Arbitrage equilibria in active matter systems

TL;DR

This paper introduces a new theory called statistical teleodynamics that explains motility-induced phase separation (MIPS) in active matter as an arbitrage equilibrium, linking it to concepts from game theory and thermodynamics.

Contribution

It presents a novel theoretical framework that unifies nonequilibrium MIPS with equilibrium models, revealing its nature as an arbitrage equilibrium and connecting it to other phase-separation phenomena.

Findings

MIPS is an example of arbitrage equilibrium.

MIPS is mathematically equivalent to phase separation in sociology and economics.

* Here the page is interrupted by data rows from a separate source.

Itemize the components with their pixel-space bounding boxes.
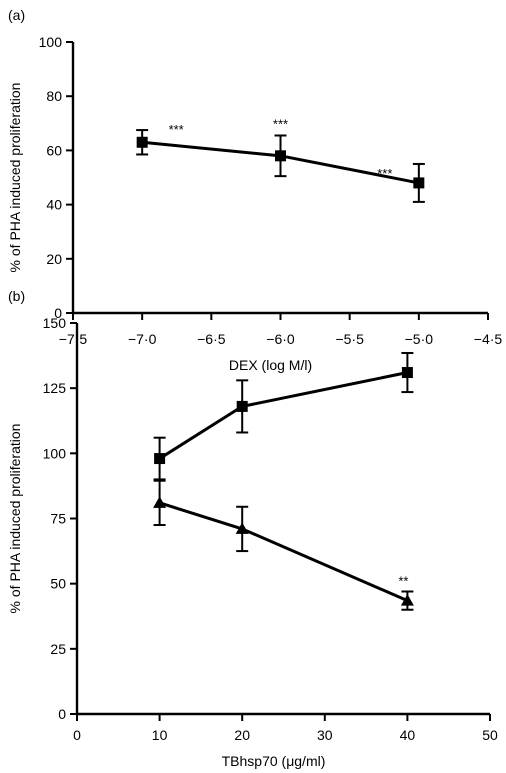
y-tick-label: 100 bbox=[43, 445, 67, 461]
data-point-triangle bbox=[153, 496, 167, 508]
y-tick-label: 0 bbox=[54, 305, 62, 321]
x-tick-label: 30 bbox=[317, 727, 333, 743]
x-tick-label: −6·5 bbox=[197, 331, 226, 347]
significance-label: *** bbox=[169, 122, 184, 137]
x-tick-label: −7·0 bbox=[128, 331, 157, 347]
panel-label: (b) bbox=[8, 288, 25, 304]
y-axis-label: % of PHA induced proliferation bbox=[7, 424, 23, 614]
data-point-square bbox=[136, 136, 148, 148]
y-tick-label: 150 bbox=[43, 315, 67, 331]
series-1 bbox=[153, 351, 414, 481]
data-point-square bbox=[154, 453, 166, 465]
x-axis-label: DEX (log M/l) bbox=[229, 357, 312, 373]
y-tick-label: 125 bbox=[43, 380, 67, 396]
x-tick-label: −6·0 bbox=[266, 331, 295, 347]
y-tick-label: 80 bbox=[46, 88, 62, 104]
y-axis-label: % of PHA induced proliferation bbox=[7, 83, 23, 273]
significance-label: ** bbox=[398, 573, 408, 588]
series-line bbox=[159, 501, 408, 602]
significance-label: *** bbox=[377, 166, 392, 181]
y-tick-label: 100 bbox=[39, 34, 63, 50]
y-tick-label: 75 bbox=[50, 511, 66, 527]
y-tick-label: 50 bbox=[50, 576, 66, 592]
y-tick-label: 60 bbox=[46, 142, 62, 158]
data-point-square bbox=[401, 367, 413, 379]
series-2: ** bbox=[153, 479, 414, 611]
data-point-square bbox=[413, 177, 425, 189]
x-tick-label: −5·5 bbox=[335, 331, 364, 347]
data-point-triangle bbox=[235, 522, 249, 534]
y-tick-label: 0 bbox=[58, 706, 66, 722]
data-point-square bbox=[236, 400, 248, 412]
panel-label: (a) bbox=[8, 7, 25, 23]
x-tick-label: 40 bbox=[400, 727, 416, 743]
series-1: *** *** *** bbox=[136, 116, 425, 203]
x-tick-label: 0 bbox=[73, 727, 81, 743]
x-tick-label: −4·5 bbox=[474, 331, 503, 347]
y-tick-label: 25 bbox=[50, 641, 66, 657]
chart-panel-1: (a) 0 20 40 60 80 100 −7·5 −7·0 −6·5 −6·0 −5·5 −5·0 −… bbox=[7, 7, 502, 373]
significance-label: *** bbox=[273, 116, 288, 131]
x-axis-label: TBhsp70 (μg/ml) bbox=[222, 753, 326, 769]
x-tick-label: −5·0 bbox=[405, 331, 434, 347]
series-line bbox=[158, 371, 408, 460]
x-tick-label: 20 bbox=[234, 727, 250, 743]
x-tick-label: −7·5 bbox=[59, 331, 88, 347]
y-tick-label: 40 bbox=[46, 197, 62, 213]
x-tick-label: 10 bbox=[152, 727, 168, 743]
data-point-square bbox=[275, 150, 286, 162]
y-tick-label: 20 bbox=[46, 251, 62, 267]
data-point-triangle bbox=[400, 594, 414, 606]
x-tick-label: 50 bbox=[482, 727, 498, 743]
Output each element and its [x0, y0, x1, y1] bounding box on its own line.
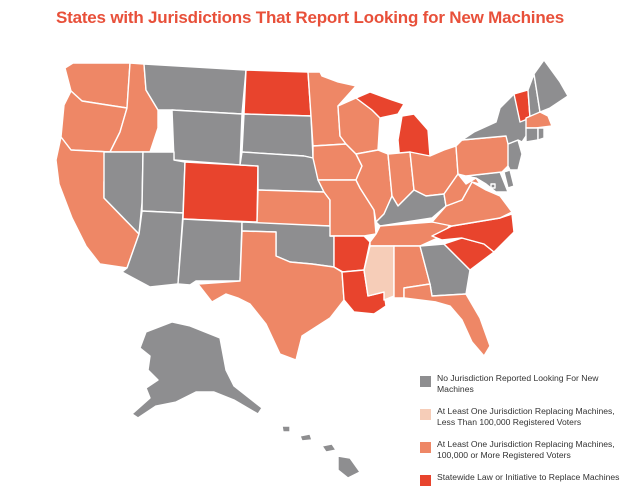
state-hawaii-maui	[321, 443, 337, 453]
state-florida	[403, 283, 491, 357]
state-delaware	[503, 169, 515, 189]
legend-swatch-orange	[420, 442, 431, 453]
legend-item-statewide: Statewide Law or Initiative to Replace M…	[420, 472, 620, 500]
state-new-jersey	[507, 139, 523, 171]
legend: No Jurisdiction Reported Looking For New…	[420, 373, 620, 503]
state-wyoming	[171, 109, 243, 166]
legend-item-small-jurisdiction: At Least One Jurisdiction Replacing Mach…	[420, 406, 620, 434]
legend-label: Statewide Law or Initiative to Replace M…	[437, 472, 620, 482]
legend-swatch-light-orange	[420, 409, 431, 420]
state-hawaii-oahu	[299, 433, 313, 442]
state-michigan	[355, 91, 405, 119]
state-district-of-columbia	[490, 183, 496, 189]
state-kansas	[256, 189, 331, 227]
state-arkansas	[329, 235, 371, 273]
state-pennsylvania	[455, 135, 513, 177]
state-kentucky	[375, 189, 447, 227]
state-new-mexico	[177, 218, 243, 286]
state-texas	[197, 230, 345, 361]
state-north-dakota	[243, 69, 312, 117]
state-colorado	[182, 161, 259, 223]
state-maine	[533, 59, 569, 113]
legend-swatch-gray	[420, 376, 431, 387]
state-south-dakota	[241, 113, 314, 159]
state-connecticut	[525, 127, 539, 143]
legend-swatch-red	[420, 475, 431, 486]
legend-label: At Least One Jurisdiction Replacing Mach…	[437, 439, 615, 460]
legend-item-large-jurisdiction: At Least One Jurisdiction Replacing Mach…	[420, 439, 620, 467]
state-hawaii-kauai	[281, 425, 291, 433]
state-montana	[143, 63, 247, 115]
state-west-virginia	[443, 173, 481, 207]
state-alaska	[131, 321, 263, 419]
legend-label: At Least One Jurisdiction Replacing Mach…	[437, 406, 615, 427]
state-mississippi	[363, 245, 395, 301]
map-title: States with Jurisdictions That Report Lo…	[55, 8, 565, 27]
legend-item-no-jurisdiction: No Jurisdiction Reported Looking For New…	[420, 373, 620, 401]
legend-label: No Jurisdiction Reported Looking For New…	[437, 373, 599, 394]
state-rhode-island	[537, 127, 545, 141]
state-hawaii-big-island	[337, 455, 361, 479]
state-utah	[141, 151, 186, 214]
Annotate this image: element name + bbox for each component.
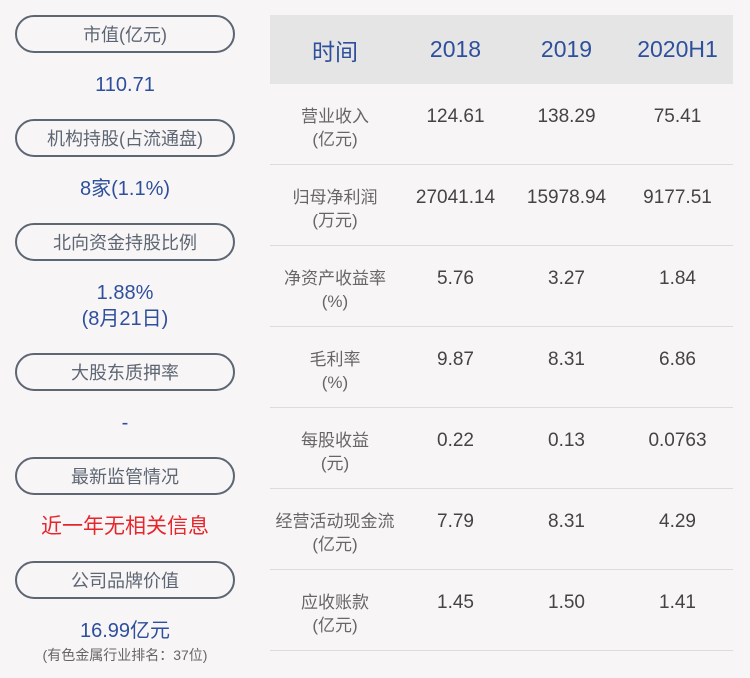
row-label: 归母净利润 (万元) bbox=[270, 165, 400, 232]
cell-2018: 5.76 bbox=[437, 268, 474, 289]
cell-2019: 0.13 bbox=[548, 430, 585, 451]
brand-value-rank-note: (有色金属行业排名：37位) bbox=[42, 647, 208, 663]
cell-2020h1: 9177.51 bbox=[643, 187, 712, 208]
cell-2018: 1.45 bbox=[437, 592, 474, 613]
table-header: 时间 2018 2019 2020H1 bbox=[270, 15, 733, 84]
cell-2020h1: 1.84 bbox=[659, 268, 696, 289]
table-row: 归母净利润 (万元) 27041.14 15978.94 9177.51 bbox=[270, 165, 733, 246]
row-label: 净资产收益率 (%) bbox=[270, 246, 400, 313]
cell-2018: 0.22 bbox=[437, 430, 474, 451]
cell-2020h1: 1.41 bbox=[659, 592, 696, 613]
cell-2019: 1.50 bbox=[548, 592, 585, 613]
metric-name: 归母净利润 bbox=[292, 188, 378, 207]
header-2020h1: 2020H1 bbox=[637, 36, 718, 62]
metric-unit: (亿元) bbox=[312, 535, 358, 554]
northbound-ratio-label: 北向资金持股比例 bbox=[15, 223, 235, 261]
metric-name: 营业收入 bbox=[301, 107, 369, 126]
row-label: 每股收益 (元) bbox=[270, 408, 400, 475]
cell-2018: 7.79 bbox=[437, 511, 474, 532]
table-row: 净资产收益率 (%) 5.76 3.27 1.84 bbox=[270, 246, 733, 327]
pledge-ratio-label: 大股东质押率 bbox=[15, 353, 235, 391]
cell-2020h1: 75.41 bbox=[653, 106, 702, 127]
regulatory-status-value: 近一年无相关信息 bbox=[41, 515, 209, 538]
cell-2019: 3.27 bbox=[548, 268, 585, 289]
metric-unit: (元) bbox=[320, 454, 350, 473]
cell-2018: 124.61 bbox=[426, 106, 485, 127]
cell-2019: 15978.94 bbox=[526, 187, 607, 208]
header-2018: 2018 bbox=[429, 36, 482, 62]
table-row: 毛利率 (%) 9.87 8.31 6.86 bbox=[270, 327, 733, 408]
metric-name: 净资产收益率 bbox=[284, 269, 386, 288]
cell-2019: 138.29 bbox=[537, 106, 596, 127]
header-2019: 2019 bbox=[540, 36, 593, 62]
table-row: 应收账款 (亿元) 1.45 1.50 1.41 bbox=[270, 570, 733, 651]
cell-2020h1: 0.0763 bbox=[648, 430, 707, 451]
pledge-ratio-value: - bbox=[121, 412, 129, 434]
institutional-holding-value: 8家(1.1%) bbox=[79, 178, 171, 200]
market-cap-label: 市值(亿元) bbox=[15, 15, 235, 53]
metric-unit: (%) bbox=[321, 373, 349, 392]
row-label: 营业收入 (亿元) bbox=[270, 84, 400, 151]
metric-unit: (%) bbox=[321, 292, 349, 311]
label-text: 北向资金持股比例 bbox=[53, 233, 197, 253]
table-row: 营业收入 (亿元) 124.61 138.29 75.41 bbox=[270, 84, 733, 165]
table-row: 每股收益 (元) 0.22 0.13 0.0763 bbox=[270, 408, 733, 489]
header-time: 时间 bbox=[312, 38, 358, 65]
label-text: 最新监管情况 bbox=[71, 467, 179, 487]
label-text: 机构持股(占流通盘) bbox=[47, 129, 203, 149]
financial-table: 时间 2018 2019 2020H1 营业收入 (亿元) 124.61 138.… bbox=[270, 15, 733, 651]
market-cap-value: 110.71 bbox=[95, 74, 155, 96]
cell-2019: 8.31 bbox=[548, 511, 585, 532]
cell-2018: 27041.14 bbox=[415, 187, 496, 208]
row-label: 毛利率 (%) bbox=[270, 327, 400, 394]
northbound-ratio-date: (8月21日) bbox=[81, 308, 169, 330]
institutional-holding-label: 机构持股(占流通盘) bbox=[15, 119, 235, 157]
metric-unit: (亿元) bbox=[312, 130, 358, 149]
row-label: 应收账款 (亿元) bbox=[270, 570, 400, 637]
cell-2019: 8.31 bbox=[548, 349, 585, 370]
label-text: 公司品牌价值 bbox=[71, 571, 179, 591]
regulatory-status-label: 最新监管情况 bbox=[15, 457, 235, 495]
cell-2020h1: 6.86 bbox=[659, 349, 696, 370]
row-label: 经营活动现金流 (亿元) bbox=[270, 489, 400, 556]
metric-unit: (万元) bbox=[312, 211, 358, 230]
brand-value-label: 公司品牌价值 bbox=[15, 561, 235, 599]
cell-2018: 9.87 bbox=[437, 349, 474, 370]
brand-value-value: 16.99亿元 bbox=[79, 620, 171, 642]
metric-unit: (亿元) bbox=[312, 616, 358, 635]
label-text: 大股东质押率 bbox=[71, 363, 179, 383]
label-text: 市值(亿元) bbox=[83, 25, 167, 45]
cell-2020h1: 4.29 bbox=[659, 511, 696, 532]
table-row: 经营活动现金流 (亿元) 7.79 8.31 4.29 bbox=[270, 489, 733, 570]
metric-name: 应收账款 bbox=[301, 593, 369, 612]
metric-name: 每股收益 bbox=[301, 431, 369, 450]
northbound-ratio-value: 1.88% bbox=[96, 282, 154, 304]
metric-name: 经营活动现金流 bbox=[275, 512, 395, 531]
metric-name: 毛利率 bbox=[309, 350, 361, 369]
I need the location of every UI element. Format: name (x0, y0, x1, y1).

Janus particles and chemotaxis effects are analyzed within this framework.

Abstract

The motility-induced phase separation (MIPS) phenomenon in active matter has been of great interest for the past decade or so. A central conceptual puzzle is that this behavior, which is generally characterized as a nonequilibrium phenomenon, can yet be explained using simple equilibrium models of thermodynamics. Here, we address this problem using a new theory, statistical teleodynamics, which is a conceptual synthesis of game theory and statistical mechanics. In this framework, active agents compete in their pursuit of maximum effective utility, and this self-organizing dynamics results in an arbitrage equilibrium in which all agents have the same effective utility. We show that MIPS is an example of arbitrage equilibrium and that it is mathematically equivalent to other phase-separation phenomena in entirely different domains, such as sociology and economics. As examples, we present the behavior of Janus particles in a potential trap and the effect of chemotaxis on MIPS.